I hated everything about this scene. Littlefinger needs to be one step ahead of everyone to work as a character. Here, he’s nearly killed and out muscled by Cersei. This would have never happened in the books. This is a man who will explain how Choas is a ladder soon. He always has a plan. My only guess is this was added to make all the schemes Littlefinger pulls off seem more surprising, but come on. It’s so unneccesary.
Joffrey’s Descent – I mean, the episode started with Joffrey having men killed for fun, so this shouldn’t be news.

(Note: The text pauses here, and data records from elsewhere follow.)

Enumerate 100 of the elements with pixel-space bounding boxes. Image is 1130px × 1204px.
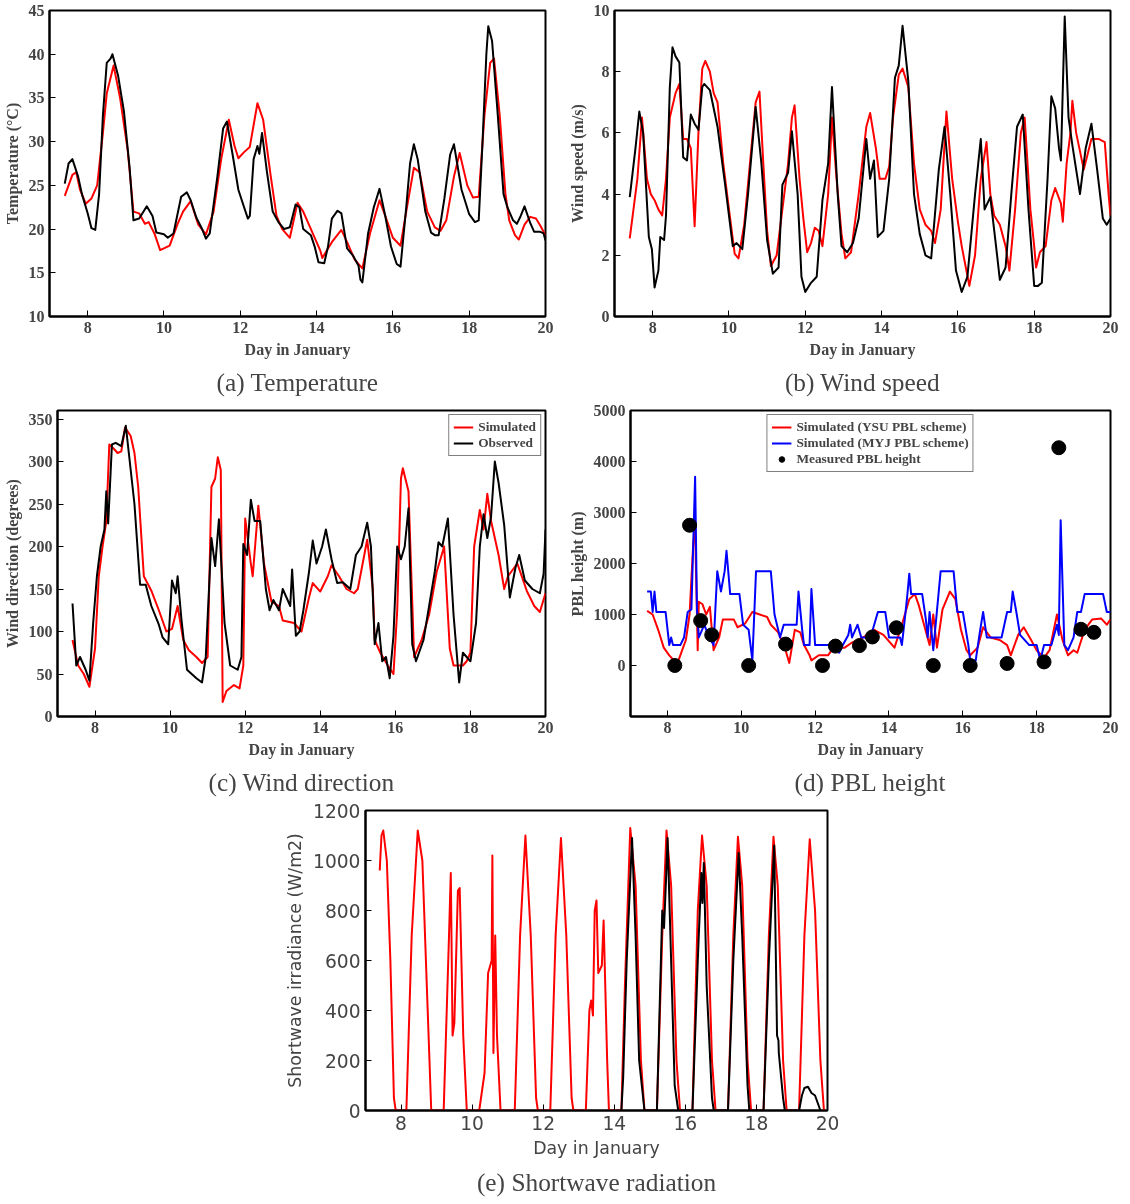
y-tick-label: 350 [28, 410, 53, 428]
x-tick-label: 14 [602, 1112, 627, 1134]
point [999, 655, 1015, 671]
point [1086, 624, 1102, 640]
x-tick-label: 14 [312, 718, 329, 736]
legend-label: Simulated [478, 419, 536, 435]
y-tick-label: 100 [28, 623, 53, 640]
x-tick-label: 8 [395, 1112, 407, 1134]
point [962, 658, 978, 673]
y-tick-label: 4 [601, 185, 610, 203]
point [925, 658, 941, 673]
x-tick-label: 10 [733, 718, 750, 736]
text: (a) Temperature [216, 367, 379, 397]
point [693, 613, 709, 629]
x-tick-label: 20 [1102, 718, 1119, 736]
x-axis-title: Day in January [809, 340, 916, 359]
point [778, 636, 794, 652]
point [1073, 621, 1089, 637]
x-tick-label: 14 [880, 718, 897, 736]
text: (e) Shortwave radiation [476, 1167, 717, 1197]
y-tick-label: 45 [28, 2, 45, 19]
x-axis-title: Day in January [817, 740, 924, 759]
x-tick-label: 8 [91, 718, 100, 736]
line-series [378, 827, 825, 1111]
x-tick-label: 14 [308, 318, 325, 336]
x-tick-label: 12 [797, 318, 814, 336]
x-tick-label: 10 [720, 318, 737, 336]
text: (c) Wind direction [208, 767, 395, 797]
y-tick-label: 2000 [593, 555, 626, 572]
y-tick-label: 8 [601, 63, 610, 81]
y-axis-title: Wind direction (degrees) [3, 479, 22, 648]
point [815, 658, 830, 673]
y-tick-label: 4000 [593, 453, 626, 470]
x-tick-label: 16 [673, 1112, 698, 1134]
y-tick-label: 200 [28, 538, 53, 555]
point [851, 638, 867, 654]
point [1036, 654, 1052, 670]
y-tick-label: 15 [28, 264, 45, 282]
x-tick-label: 16 [949, 318, 966, 336]
x-tick-label: 18 [462, 718, 479, 736]
line-series [628, 59, 1111, 287]
legend-label: Simulated (YSU PBL scheme) [796, 419, 967, 435]
point [864, 629, 880, 645]
y-axis-title: PBL height (m) [568, 511, 587, 617]
y-tick-label: 1000 [593, 606, 626, 623]
y-tick-label: 30 [28, 133, 45, 151]
y-tick-label: 200 [324, 1050, 361, 1072]
x-tick-label: 20 [537, 718, 554, 736]
y-axis-title: Temperature (°C) [3, 102, 22, 225]
x-tick-label: 8 [648, 318, 657, 336]
y-tick-label: 0 [44, 708, 53, 725]
x-tick-label: 16 [387, 718, 404, 736]
point [682, 517, 698, 533]
x-tick-label: 14 [873, 318, 890, 336]
y-tick-label: 40 [28, 45, 45, 63]
y-axis-title: Wind speed (m/s) [568, 104, 587, 223]
point [741, 658, 757, 673]
point [888, 620, 904, 636]
y-tick-label: 50 [36, 665, 53, 683]
x-tick-label: 18 [461, 318, 478, 336]
y-tick-label: 250 [28, 495, 53, 513]
y-tick-label: 20 [28, 220, 45, 238]
y-tick-label: 10 [593, 2, 610, 19]
y-tick-label: 25 [28, 176, 45, 194]
y-tick-label: 1200 [313, 800, 361, 822]
x-tick-label: 20 [815, 1112, 840, 1134]
y-tick-label: 35 [28, 89, 45, 107]
y-tick-label: 400 [324, 1000, 361, 1022]
y-tick-label: 0 [348, 1100, 361, 1122]
y-tick-label: 0 [617, 657, 626, 674]
x-tick-label: 12 [232, 318, 249, 336]
point [704, 627, 720, 643]
x-tick-label: 12 [807, 718, 824, 736]
y-tick-label: 800 [324, 900, 361, 922]
y-tick-label: 1000 [313, 850, 361, 872]
point [827, 638, 843, 654]
x-tick-label: 8 [83, 318, 92, 336]
y-tick-label: 2 [601, 246, 610, 264]
y-tick-label: 5000 [593, 402, 626, 419]
line-series [63, 57, 546, 270]
x-axis-title: Day in January [533, 1137, 660, 1158]
x-tick-label: 20 [537, 318, 554, 336]
x-tick-label: 18 [1028, 718, 1045, 736]
x-tick-label: 20 [1102, 318, 1119, 336]
y-axis-title: Shortwave irradiance (W/m2) [285, 833, 306, 1088]
legend-label: Measured PBL height [796, 451, 921, 467]
y-tick-label: 6 [601, 124, 610, 142]
x-tick-label: 8 [663, 718, 672, 736]
y-tick-label: 150 [28, 580, 53, 598]
x-tick-label: 18 [1026, 318, 1043, 336]
point [1051, 440, 1067, 456]
x-axis-title: Day in January [244, 340, 351, 359]
legend-label: Simulated (MYJ PBL scheme) [796, 435, 969, 451]
y-tick-label: 600 [324, 950, 361, 972]
x-tick-label: 12 [237, 718, 254, 736]
text: (d) PBL height [794, 767, 946, 797]
legend-label: Observed [478, 435, 534, 451]
x-tick-label: 18 [744, 1112, 769, 1134]
text: (b) Wind speed [784, 367, 940, 397]
point [667, 658, 683, 673]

Joffrey completely dismisses any concern for finding Arya. He also doesn’t care at all about the impending wars, believing he’s the only person who can rule and nobody has a claim to the throne. He then asks if his father had any other children, which ultimately echoes a speech Cersei gave to Joffrey in season 1 – that the king can bed whoever he wants. Cersei gets mad at slaps him, which Joffrey remainds her should be punishable by death. I mean, you taught him this Cersei, what did you think would happen?
This leads to Joffrey ordering to have any suspected Baratheon Bastard be killed. This leads to our most cringe inducing scene thus far. Thus far being the key phrase.
Baby Murder – At Littlefinger’s Brothel of all places, the gold cloaks enter, lead by Janos Slynt. Actually, it’s probably not a surprise these guys are in a brothel.
They come in to find one of Robert’s bastards, a newborn who couldn’t have been older than a few months. With orders to kill, Slynt is pissed that the men hesitate and kills the baby as the screen goes black. Are you frigging kidding me! That was an infant.
We’re then “treated” to a murder montage of Robert’s Bastards, and a call to find Gendry, but that’s almost irrelevant in comparison: Firstly, why was a baby in a brothel? There wasn’t anywhere else for an infant to go, other than a place full of sex workers? Secondly, what the hell Martin? Did we need this? No, of course not, but the show wanted a controversial ending to an episode, so let’s shank a frigging 1 month old.
God damn it this isn’t even the last baby murder of the series. Not by a long shot.
Say we with me everyone – But everybody likes this show. That’s our catch phrase around here and I’m sticking with it,
I’m pissed off. I’m going to go leave angry comments on rival blogs to feel better.
Death – 1 solider, 1 horse, 1 super drunk Maester, a bastard, a random citizen, oh and an innocent sweet little baby you damn assholes.